Center for Migration Studies of New York
- Abbreviation: CMS
- Formation: 1964
- Type: Public policy think tank
- Headquarters: 307 East 60th Street
- Location: New York, New York;
- Executive Director: Donald Kerwin
- Website: cmsny.org

= Center for Migration Studies of New York =

Educational institute and nonpartisan think tank

The Center for Migration Studies of New York (CMS) is an educational institute and nonpartisan think tank based in New York City that studies domestic immigration and international migration issues. The organization is devoted to public policies that safeguard the dignity and rights of migrants worldwide. In recent years, CMS has been known for producing research addressing the U.S. immigrant detention system, the U.S. and global refugee protection systems, and data on the unauthorized immigrant population in the United States.
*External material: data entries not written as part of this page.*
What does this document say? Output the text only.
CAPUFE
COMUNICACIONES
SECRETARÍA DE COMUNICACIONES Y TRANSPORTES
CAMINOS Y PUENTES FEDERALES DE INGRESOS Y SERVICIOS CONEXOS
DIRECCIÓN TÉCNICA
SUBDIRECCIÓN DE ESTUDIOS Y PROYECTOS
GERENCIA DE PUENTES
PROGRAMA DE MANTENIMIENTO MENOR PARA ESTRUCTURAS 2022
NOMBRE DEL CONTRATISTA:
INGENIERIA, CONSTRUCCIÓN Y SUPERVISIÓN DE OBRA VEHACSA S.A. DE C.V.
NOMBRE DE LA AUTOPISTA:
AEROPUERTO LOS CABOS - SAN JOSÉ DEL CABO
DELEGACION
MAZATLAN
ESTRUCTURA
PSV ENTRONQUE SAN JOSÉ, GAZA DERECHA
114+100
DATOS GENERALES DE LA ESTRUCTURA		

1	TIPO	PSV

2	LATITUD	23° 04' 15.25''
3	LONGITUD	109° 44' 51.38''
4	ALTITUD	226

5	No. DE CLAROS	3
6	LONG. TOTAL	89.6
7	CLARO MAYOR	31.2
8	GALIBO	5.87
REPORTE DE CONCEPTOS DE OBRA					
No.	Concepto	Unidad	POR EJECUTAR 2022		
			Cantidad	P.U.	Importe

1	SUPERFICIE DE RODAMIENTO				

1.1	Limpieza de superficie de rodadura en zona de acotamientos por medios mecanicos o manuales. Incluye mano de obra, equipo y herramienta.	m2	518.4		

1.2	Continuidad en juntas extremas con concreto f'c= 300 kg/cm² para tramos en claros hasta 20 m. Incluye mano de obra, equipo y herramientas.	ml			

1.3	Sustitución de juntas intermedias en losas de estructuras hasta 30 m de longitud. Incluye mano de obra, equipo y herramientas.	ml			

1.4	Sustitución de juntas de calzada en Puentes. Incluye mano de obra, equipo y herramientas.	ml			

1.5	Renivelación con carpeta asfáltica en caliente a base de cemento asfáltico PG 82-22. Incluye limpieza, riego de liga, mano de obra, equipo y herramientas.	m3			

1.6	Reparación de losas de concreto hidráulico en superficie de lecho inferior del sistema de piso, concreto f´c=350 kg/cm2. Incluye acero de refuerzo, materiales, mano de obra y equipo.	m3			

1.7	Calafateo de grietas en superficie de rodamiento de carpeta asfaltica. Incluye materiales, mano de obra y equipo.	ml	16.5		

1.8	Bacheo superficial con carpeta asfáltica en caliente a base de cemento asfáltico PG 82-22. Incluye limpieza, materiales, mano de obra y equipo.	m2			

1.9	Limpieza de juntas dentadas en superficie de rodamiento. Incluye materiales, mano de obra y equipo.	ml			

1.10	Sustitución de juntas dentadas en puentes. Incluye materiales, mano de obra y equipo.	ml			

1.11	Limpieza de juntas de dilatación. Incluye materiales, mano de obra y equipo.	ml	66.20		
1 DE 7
CMS is a member of the Scalabrini International Migration Network, a global network of migrant shelters, service centers, and other institutions along migrant corridors and in border and destination communities.

==Publications==
CMS publishes the International Migration Review, an interdisciplinary journal on migration, refugees, and ethnic group relations, as well as the Journal on Migration and Human Security, a peer-reviewed journal that publishes articles of policy-oriented research on the topic of migration.

==Archives==
CMS has an extensive archive that is used widely for migration-related scholarship on immigration to the United States from the mid-19th to the 21st century, spanning (among movements to other geographic areas) immigrants to New England, the Midwest, the South, and the Pacific Northwest. Materials from the CMS archives have been featured in a variety of publications and media, including the 2014 PBS documentary series The Italian Americans.